De aquellos flujos, estos stocks
Los desequilibrios en Argentina responden como se dijo a fuertes desajustes estructurales, tienen elementos divergentes y generan efectos reales. Máxime luego de una nueva crisis por sobrendeudamiento externo, el que genera desbalances entre el stock de deuda y los flujos de ingreso, alterando a la postre las corrientes de inversión y ahorro y las capacidades financieras del sector público. A esto cabe sumarle los reiterados intentos de cerrar las brechas (fiscal y externa) por la vía de la devaluación o los reajustes tarifarios, ignorando muchas veces el impacto que esto tiene a la hora de dar persistencia al régimen inflacionario. Ni siquiera hay que desempolvar los textos sobre inflación estructural (sobre lo que existen aportes únicos de este lado, de la mano del Profe Olivera, Fanelli o Roberto Frenkel): el mundo entero viene de debatir los efectos de segunda ronda en la inflación cuando las expectativas no están bien ancladas. Puja distributiva, sobre un fino colchón de hierbas.
El Gobierno habla de los stocks en pesos: si bajan, se reduce el poder de fuego al abrir cada ventana del CEPO, pero omite que las tensiones de nuestra historia monetaria, más que a los pesos que sobran, responden a los dólares que faltan (estrictamente hablando a los que no logra acumular el Banco Central). Son los stocks financieros en moneda extranjera los que plantean un serio desafío para el crecimiento sostenido de largo plazo. Por lo que podrán seguir tirándole a los desequilibrios con mayores ajustes en los flujos de gasto, pero más temprano que tarde se caerá en cuenta que las estructuras no son estables, y que no hubo ni habrá equilibrios macroeconómicos de largo plazo independientes de la trayectoria que se siga.
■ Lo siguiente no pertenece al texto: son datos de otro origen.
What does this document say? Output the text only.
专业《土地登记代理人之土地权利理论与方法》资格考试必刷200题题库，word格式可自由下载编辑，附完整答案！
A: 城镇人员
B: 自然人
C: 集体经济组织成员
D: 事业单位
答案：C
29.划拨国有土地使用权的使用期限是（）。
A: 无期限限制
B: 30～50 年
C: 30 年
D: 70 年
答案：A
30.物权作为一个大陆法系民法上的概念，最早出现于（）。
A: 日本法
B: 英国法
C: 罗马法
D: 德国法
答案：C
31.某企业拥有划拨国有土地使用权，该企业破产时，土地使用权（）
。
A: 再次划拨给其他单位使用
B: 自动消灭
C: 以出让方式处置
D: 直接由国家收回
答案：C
En el camino cambian precios pero también cantidades, se alteran los incentivos a invertir, a frenar o empujar proyectos de inversión, habrá más o menos mercados e instituciones, mejores o peores eslabonamientos productivos, y se cerrarán o abrirán nuevas brechas tecnológicas. Todas variables claves que hacen al dinamismo del frente externo, consecuencia más que causa de un proceso de desarrollo.
Una vez estabilizada la economía podrán ir alargándose los horizontes de planeamiento, pero cabe aún saber hacia qué tipo de país. Dirán se hará sobre la base de la solvencia fiscal, y está muy bien. Falta sí darle un carácter progresivo (creatividad, pero también audacia). Falta también sea con un manejo más serio de la política fiscal, realzando el rol clave de esta en el nivel de actividad y la redistribución de ingresos. Falta una apuesta más decidida por recuperar y fortalecer la moneda, por medio de tasas de interés consistentes con las expectativas cambiarias, pero también con un manejo inteligente y macro prudencial de la cuenta capital. Y falta un plan que permita transformar la estructura productiva.
Parece ciencia ficción pedirle esto el gobierno. Pero para el Peronismo puede ser la punta de lanza de un programa que invite a forjar una Argentina distinta. Nunca menos.